9. Resource & convention discipline — decided once, up front
- Nouns, plural collections (
/orders, /orders/{id}/items); HTTP verbs for actions — no
/getOrder, /createOrder in the path. 201 + Location for creates, 204 for empty success.
- Lock conventions before the first endpoint: one JSON casing (snake_case or camelCase, never
both), timestamps as RFC 3339 UTC strings, money as minor-units integers or decimal strings
(never floats), explicit nullability.
- Filtering/sorting in query params with a documented allow-list of filterable/sortable fields —
an open-ended filter language is an injection and performance footgun on one shared DB.

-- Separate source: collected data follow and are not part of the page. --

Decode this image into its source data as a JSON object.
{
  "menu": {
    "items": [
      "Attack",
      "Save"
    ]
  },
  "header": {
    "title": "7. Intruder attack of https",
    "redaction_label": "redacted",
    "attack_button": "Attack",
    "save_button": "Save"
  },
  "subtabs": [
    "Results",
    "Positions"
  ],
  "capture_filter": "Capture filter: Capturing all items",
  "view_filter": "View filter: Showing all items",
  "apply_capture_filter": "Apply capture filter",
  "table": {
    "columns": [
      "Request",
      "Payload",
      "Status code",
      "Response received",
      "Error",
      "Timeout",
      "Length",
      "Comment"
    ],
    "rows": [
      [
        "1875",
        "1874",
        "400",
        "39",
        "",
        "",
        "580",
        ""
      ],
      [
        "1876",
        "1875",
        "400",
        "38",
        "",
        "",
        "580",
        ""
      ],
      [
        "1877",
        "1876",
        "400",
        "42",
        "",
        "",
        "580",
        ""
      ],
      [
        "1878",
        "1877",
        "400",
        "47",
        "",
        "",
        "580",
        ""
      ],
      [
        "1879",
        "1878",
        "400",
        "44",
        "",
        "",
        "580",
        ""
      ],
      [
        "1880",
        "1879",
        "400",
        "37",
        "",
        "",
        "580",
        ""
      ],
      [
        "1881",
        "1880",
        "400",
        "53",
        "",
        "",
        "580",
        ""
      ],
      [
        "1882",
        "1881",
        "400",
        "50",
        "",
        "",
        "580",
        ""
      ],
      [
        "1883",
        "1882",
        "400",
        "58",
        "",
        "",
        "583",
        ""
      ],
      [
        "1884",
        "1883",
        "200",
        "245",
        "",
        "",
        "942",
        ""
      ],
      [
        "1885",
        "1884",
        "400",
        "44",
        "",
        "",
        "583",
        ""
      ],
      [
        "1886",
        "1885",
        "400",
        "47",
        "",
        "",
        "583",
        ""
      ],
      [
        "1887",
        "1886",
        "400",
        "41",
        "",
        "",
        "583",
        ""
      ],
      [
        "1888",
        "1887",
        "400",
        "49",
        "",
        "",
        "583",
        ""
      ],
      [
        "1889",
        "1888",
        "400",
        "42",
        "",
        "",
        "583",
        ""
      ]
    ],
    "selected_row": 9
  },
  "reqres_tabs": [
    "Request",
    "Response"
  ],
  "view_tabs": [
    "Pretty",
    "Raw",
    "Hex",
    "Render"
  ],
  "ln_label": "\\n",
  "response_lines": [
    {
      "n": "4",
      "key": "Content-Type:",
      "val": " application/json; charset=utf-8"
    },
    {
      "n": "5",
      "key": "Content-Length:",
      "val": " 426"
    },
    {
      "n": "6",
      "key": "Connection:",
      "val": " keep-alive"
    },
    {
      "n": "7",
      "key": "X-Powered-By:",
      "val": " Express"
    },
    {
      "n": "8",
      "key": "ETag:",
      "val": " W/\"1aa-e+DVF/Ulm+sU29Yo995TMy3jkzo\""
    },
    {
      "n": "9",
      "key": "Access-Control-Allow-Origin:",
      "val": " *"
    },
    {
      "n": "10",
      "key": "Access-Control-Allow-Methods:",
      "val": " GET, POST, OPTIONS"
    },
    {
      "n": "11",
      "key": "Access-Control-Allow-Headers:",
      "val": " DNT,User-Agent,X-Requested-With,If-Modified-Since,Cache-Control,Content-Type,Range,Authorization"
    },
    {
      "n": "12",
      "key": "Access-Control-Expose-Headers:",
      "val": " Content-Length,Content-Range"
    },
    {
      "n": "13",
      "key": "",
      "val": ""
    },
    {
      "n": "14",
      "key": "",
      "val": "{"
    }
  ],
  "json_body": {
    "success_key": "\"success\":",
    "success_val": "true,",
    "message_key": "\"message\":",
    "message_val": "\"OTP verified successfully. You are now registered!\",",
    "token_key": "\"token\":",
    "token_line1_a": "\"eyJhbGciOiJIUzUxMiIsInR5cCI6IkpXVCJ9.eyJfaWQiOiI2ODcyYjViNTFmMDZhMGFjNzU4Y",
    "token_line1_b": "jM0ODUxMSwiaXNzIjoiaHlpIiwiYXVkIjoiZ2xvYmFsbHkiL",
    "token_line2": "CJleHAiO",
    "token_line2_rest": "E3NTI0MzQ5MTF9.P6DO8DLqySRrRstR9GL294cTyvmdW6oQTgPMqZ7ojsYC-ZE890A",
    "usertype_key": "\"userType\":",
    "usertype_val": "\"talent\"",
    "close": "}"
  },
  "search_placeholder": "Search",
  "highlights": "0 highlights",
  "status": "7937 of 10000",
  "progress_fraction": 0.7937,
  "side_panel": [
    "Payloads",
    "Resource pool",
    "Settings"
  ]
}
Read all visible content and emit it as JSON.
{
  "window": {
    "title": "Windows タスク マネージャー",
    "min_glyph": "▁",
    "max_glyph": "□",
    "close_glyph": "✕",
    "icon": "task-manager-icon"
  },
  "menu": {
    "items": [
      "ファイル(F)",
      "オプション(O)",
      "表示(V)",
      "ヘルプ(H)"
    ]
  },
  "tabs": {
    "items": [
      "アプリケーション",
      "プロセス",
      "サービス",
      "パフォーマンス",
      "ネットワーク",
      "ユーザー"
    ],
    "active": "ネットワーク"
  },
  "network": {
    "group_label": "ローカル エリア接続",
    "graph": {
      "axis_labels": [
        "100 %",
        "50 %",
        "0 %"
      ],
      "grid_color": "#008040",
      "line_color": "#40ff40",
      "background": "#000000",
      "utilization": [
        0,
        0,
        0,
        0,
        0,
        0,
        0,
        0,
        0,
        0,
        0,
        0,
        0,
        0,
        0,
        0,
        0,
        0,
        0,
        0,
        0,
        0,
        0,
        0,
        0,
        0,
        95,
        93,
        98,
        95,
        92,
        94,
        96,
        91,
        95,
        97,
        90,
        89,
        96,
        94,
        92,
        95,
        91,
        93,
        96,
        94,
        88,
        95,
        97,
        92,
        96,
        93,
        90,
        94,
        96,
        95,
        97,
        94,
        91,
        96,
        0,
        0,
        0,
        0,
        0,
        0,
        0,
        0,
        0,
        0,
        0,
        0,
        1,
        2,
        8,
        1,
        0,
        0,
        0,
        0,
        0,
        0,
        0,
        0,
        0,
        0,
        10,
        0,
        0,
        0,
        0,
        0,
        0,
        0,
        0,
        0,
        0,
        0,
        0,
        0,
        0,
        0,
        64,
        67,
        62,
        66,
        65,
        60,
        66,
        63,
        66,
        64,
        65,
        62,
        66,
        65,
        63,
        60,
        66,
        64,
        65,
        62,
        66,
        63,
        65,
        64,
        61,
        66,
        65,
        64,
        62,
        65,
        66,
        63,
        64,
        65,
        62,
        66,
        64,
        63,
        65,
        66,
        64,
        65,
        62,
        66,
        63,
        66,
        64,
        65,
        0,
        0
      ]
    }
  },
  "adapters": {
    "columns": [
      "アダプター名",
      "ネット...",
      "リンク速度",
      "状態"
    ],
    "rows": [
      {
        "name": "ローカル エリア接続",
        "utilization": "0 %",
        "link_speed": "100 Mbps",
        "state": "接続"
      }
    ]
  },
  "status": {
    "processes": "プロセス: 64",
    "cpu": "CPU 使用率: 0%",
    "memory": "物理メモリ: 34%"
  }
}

The hidden cost: inconsistency is itself a breaking-change generator — every later "fix" to a naming or
format inconsistency breaks a client. Get it right once.
Honest exit
Claim only what the contract actually specifies and you've verified — a status code, a header name, a
standard's current status — against the source, not memory. If a decision turns on a fact you can't
ground (a draft's exact member names, whether the proxy passes HTTP/2), say so and abstain rather than
assert (honesty contract). When the contract changes a recorded convention or decision, update project
memory in the same change; then hand off to truestack-quality-control before "done".
Explain it simply
Say what each choice means in one plain line — "a cursor is a bookmark, not a page number, so it
doesn't skip rows when the list shifts under you". Show protocol and versioning tradeoffs as a short
list or table, not prose. After designing the contract, state in one line what a client can now rely on
that it couldn't before — and hand off to truestack-backend-development to implement it.